Recombinant human granulocyte colony-stimulating factor (rhG-CSF) mobilized peripheral blood progenitor cells (PBPCs) from healthy individuals are a rapidly emerging alternative source to bone marrow ...for allogeneic transplantation. Although widely applied in the meantime, only limited information on feasibility and safety of mobilization and collection of PBPCs is currently available from prospective multicenter studies specifically designed to investigate this donation modality. This ongoing multicenter study on the performance as well as the short- and long-term safety profile of rhG-CSF-induced mobilization and collection of PBPCs was initiated in October 1999. The study is designed to recruit a total of 300 healthy family donors who will be followed regularly for a period of 5 years after donation. The first interim report presented here summarizes results obtained after enrollment of 150 donors from nine German institutions. The study protocol allowed the individual choice between two dose regimens of rh-CSF (10 micro g/kg per day vs 2x8 micro g/kg per day of donor body weight). The primary endpoint was defined as a yield of > or =5x10(6) CD34(+) cells/kg of recipient body weight in a single leukapheresis product. This endpoint was attained by 50% of donors receiving the lower rhG-CSF dose regimen and by 75% of donors with the higher dose regimen ( p<0.0009).
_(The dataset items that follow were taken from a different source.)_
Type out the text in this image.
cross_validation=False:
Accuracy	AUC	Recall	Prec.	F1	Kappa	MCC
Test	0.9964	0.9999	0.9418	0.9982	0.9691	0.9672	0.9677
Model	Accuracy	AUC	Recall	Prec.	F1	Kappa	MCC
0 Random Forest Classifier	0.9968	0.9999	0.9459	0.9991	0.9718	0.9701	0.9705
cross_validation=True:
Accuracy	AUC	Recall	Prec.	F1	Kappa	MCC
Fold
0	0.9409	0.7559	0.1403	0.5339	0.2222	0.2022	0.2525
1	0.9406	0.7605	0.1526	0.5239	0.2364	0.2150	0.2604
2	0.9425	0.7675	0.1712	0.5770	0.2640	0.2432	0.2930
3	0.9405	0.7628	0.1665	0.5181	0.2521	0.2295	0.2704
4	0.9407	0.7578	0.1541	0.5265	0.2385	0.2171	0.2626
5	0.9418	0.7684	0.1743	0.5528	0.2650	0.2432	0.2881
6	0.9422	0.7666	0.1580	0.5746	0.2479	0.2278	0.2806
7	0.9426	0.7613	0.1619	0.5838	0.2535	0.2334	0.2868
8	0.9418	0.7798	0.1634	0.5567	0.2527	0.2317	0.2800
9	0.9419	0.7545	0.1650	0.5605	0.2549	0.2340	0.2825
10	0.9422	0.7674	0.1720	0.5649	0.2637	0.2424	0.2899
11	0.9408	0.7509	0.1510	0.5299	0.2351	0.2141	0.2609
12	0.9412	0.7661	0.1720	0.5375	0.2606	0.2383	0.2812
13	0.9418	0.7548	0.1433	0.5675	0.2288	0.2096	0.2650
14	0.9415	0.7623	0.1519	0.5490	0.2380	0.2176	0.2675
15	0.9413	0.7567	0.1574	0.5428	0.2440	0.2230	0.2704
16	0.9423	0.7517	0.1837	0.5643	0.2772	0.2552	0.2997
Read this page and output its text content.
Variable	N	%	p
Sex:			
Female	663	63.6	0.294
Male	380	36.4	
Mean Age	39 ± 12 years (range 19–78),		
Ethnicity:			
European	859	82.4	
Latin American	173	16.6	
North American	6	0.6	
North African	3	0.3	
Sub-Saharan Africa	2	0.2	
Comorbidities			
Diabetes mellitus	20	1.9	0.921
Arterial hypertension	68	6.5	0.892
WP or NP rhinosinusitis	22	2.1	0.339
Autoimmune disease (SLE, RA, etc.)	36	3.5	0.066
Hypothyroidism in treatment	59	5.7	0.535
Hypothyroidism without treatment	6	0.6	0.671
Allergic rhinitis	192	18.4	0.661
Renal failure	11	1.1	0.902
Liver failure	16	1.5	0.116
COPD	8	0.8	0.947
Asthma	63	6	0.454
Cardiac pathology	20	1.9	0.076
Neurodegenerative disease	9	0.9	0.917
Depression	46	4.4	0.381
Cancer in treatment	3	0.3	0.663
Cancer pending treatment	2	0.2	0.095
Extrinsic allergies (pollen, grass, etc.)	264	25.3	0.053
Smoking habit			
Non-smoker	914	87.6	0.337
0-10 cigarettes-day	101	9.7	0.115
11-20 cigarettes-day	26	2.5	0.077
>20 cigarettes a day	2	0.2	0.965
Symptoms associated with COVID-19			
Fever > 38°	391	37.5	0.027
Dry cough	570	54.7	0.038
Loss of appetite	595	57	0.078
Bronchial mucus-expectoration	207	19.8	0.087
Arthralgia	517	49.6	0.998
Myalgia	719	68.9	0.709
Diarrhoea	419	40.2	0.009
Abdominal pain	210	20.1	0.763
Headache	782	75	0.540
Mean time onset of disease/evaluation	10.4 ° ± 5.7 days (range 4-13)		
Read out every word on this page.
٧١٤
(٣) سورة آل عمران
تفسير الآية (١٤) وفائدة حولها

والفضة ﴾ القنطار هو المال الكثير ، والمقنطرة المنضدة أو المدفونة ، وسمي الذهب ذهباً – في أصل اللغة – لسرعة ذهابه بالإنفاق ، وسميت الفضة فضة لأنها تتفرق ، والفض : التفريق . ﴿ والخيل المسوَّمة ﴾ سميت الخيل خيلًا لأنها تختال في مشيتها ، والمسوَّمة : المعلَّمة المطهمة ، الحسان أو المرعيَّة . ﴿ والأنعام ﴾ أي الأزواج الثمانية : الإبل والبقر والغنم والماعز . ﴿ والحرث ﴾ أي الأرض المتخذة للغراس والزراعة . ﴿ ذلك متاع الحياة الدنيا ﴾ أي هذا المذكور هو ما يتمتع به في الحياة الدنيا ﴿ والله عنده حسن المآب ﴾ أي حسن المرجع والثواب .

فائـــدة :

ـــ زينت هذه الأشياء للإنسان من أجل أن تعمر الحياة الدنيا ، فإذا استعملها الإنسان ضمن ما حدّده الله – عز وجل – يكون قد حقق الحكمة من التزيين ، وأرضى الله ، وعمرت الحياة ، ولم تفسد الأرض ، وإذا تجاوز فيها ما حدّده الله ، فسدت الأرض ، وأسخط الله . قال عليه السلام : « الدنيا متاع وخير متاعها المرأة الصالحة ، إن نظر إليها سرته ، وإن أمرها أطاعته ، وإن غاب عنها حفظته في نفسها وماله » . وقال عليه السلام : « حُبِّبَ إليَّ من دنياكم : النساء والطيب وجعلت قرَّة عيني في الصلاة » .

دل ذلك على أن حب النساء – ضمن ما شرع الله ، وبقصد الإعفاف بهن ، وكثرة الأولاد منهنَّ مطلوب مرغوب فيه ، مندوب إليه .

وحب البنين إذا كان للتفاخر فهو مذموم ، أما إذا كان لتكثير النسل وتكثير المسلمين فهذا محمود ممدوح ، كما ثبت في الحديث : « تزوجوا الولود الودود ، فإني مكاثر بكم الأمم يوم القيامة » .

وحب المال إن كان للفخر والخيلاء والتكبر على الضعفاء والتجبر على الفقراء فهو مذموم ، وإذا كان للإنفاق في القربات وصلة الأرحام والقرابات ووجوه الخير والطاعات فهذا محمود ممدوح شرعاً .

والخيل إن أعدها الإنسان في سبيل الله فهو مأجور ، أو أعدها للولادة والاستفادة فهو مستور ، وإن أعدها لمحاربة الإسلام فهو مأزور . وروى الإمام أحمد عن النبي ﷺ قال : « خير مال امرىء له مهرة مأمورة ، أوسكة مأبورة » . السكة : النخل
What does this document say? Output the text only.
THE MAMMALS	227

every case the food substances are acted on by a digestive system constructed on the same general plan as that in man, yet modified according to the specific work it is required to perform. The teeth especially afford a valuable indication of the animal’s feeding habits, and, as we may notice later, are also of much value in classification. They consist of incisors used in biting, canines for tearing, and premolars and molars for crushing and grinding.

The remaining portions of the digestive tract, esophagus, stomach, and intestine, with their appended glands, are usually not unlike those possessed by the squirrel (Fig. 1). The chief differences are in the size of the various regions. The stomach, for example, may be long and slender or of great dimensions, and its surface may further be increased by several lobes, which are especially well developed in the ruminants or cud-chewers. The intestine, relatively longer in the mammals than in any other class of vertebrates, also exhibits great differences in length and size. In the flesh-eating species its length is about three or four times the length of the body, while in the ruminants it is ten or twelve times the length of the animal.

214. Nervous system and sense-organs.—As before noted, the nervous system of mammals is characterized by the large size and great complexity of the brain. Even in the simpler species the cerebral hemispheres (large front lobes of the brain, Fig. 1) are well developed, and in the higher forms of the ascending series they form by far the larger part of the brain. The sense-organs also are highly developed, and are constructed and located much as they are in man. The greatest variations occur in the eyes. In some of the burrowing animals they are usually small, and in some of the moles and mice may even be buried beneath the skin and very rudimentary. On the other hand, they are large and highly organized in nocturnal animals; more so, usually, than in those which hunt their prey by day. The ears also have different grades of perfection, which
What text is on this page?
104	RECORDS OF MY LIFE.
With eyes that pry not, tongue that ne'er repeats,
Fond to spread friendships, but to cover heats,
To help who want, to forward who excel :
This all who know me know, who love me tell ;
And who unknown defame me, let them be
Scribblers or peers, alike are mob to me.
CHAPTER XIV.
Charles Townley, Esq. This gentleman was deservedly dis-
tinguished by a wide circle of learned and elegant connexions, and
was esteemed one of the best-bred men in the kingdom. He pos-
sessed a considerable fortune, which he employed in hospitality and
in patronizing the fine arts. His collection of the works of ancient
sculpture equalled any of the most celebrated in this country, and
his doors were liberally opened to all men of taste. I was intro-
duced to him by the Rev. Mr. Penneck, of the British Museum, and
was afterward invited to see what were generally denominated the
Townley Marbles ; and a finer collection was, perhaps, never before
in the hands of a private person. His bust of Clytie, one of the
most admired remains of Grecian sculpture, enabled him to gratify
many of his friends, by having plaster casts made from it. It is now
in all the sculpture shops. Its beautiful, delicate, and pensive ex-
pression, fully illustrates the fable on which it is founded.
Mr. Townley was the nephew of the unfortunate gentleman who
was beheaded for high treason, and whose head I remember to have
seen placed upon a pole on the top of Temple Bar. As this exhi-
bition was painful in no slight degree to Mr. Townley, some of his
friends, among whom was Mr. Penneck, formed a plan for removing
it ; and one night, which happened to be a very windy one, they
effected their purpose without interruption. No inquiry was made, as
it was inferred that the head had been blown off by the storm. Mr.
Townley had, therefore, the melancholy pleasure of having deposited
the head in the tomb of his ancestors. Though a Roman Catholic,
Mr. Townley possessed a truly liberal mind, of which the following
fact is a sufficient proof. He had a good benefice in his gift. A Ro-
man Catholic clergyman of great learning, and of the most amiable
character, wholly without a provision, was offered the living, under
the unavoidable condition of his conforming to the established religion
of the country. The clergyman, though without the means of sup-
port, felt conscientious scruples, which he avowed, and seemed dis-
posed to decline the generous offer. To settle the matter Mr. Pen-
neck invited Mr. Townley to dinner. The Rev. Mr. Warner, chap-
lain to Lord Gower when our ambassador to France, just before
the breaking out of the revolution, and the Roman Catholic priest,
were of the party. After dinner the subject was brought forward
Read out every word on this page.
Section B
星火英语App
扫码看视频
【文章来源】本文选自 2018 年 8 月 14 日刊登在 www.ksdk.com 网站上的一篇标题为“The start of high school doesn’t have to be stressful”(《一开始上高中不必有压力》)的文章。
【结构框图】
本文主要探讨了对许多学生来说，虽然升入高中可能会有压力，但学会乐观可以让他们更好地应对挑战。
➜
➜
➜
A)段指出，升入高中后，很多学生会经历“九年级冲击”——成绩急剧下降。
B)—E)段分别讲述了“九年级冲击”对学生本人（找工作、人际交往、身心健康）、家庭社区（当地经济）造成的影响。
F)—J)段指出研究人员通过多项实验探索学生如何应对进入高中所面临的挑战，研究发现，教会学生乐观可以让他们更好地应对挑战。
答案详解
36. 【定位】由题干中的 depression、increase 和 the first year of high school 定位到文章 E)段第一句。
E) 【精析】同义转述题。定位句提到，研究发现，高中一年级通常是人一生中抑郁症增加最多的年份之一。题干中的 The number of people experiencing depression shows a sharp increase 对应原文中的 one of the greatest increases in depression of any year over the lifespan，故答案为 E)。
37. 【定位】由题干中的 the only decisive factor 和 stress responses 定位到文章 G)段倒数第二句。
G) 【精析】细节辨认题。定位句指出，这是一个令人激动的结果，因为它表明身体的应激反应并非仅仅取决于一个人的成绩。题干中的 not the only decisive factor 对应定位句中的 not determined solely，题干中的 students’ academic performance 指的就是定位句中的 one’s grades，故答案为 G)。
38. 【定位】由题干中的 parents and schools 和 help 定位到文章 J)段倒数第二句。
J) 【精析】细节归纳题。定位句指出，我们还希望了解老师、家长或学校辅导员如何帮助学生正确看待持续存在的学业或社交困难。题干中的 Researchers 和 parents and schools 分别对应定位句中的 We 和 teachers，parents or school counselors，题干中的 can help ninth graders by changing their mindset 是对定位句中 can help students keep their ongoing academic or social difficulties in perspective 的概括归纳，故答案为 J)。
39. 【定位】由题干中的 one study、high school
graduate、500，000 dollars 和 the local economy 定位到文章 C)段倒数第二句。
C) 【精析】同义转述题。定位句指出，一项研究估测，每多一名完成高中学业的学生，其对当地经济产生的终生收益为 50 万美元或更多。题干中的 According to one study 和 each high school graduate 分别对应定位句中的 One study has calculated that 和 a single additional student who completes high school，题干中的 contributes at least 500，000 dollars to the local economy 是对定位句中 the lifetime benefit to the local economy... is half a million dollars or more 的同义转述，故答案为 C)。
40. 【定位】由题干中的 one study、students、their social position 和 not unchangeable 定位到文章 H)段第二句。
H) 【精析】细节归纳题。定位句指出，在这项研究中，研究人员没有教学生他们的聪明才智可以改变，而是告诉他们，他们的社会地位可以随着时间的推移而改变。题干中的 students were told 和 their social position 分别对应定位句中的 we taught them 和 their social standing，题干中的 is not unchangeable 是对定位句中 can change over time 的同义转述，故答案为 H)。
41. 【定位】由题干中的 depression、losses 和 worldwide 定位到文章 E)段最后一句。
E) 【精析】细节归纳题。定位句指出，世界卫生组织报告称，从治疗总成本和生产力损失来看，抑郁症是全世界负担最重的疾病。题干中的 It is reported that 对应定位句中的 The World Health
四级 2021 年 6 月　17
A total of 478 acute adverse events attributable to the mobilization procedure were recorded and manifested predominantly as transient bone pain and headaches (80%). No persistent hematologic or nonhematologic adverse events have occurred in this study so far. Thus, the current experience in a prospective multicenter study supports previous single-center and retrospective registry reports in that the collection of PBPCs after rhG-CSF mobilization is feasible and associated with frequent, but generally mild and acceptable side effects.